In 1945 a Labour government deployed Britain's national autonomy and parliamentary sovereignty to nationalise key industries and services such as coal, rail, gas and electricity, and to establish a publicly-owned National Health Service.
This monograph argues that constitutional constraints stemming from economic and legal globalisation would now preclude such a programme.
It contends that whilst no state has ever, or could ever, possess complete freedom of action, nonetheless the rise of the transnational corporation means that national autonomy is now siginificantly restricted. The book focuses in particular on the way in which these economic constraints have been nurtured, reinforced and legitimised by the creation on the part of world leaders of a globalised constitutional law of trade and competition.

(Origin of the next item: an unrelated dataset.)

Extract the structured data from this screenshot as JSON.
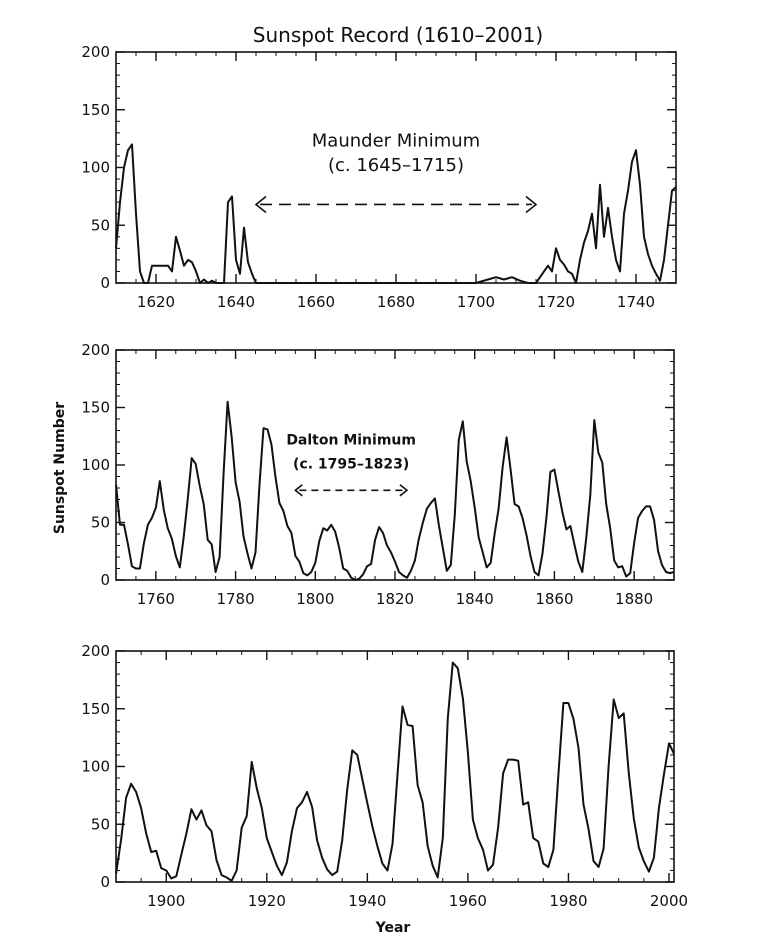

This has been brought into existence by the adoption of effective enforcement machinery, sometimes embedded within the nation states, sometimes formed at transnational level. With Britain enmeshed in supranational economic and legal structures from which it is difficult to extricate itself, the British polity no longer enjoys the range and freedom of policymaking once open to it.
Transnational legal obligations constitute not just law but in effect a de facto supreme law entrenching a predominantly neoliberal political settlement in which the freedom of the individual is identified with the freedom of the market.
The book analyses the key provisions of WTO, EU and ECHR law which provide constitutional protection for private enterprise.
It dwells on the law of services liberalisation, public monopolies, state aid, public procurement and the fundamental right of property ownership, arguing that the new constitutional order compromises the traditional ideals of British democracy.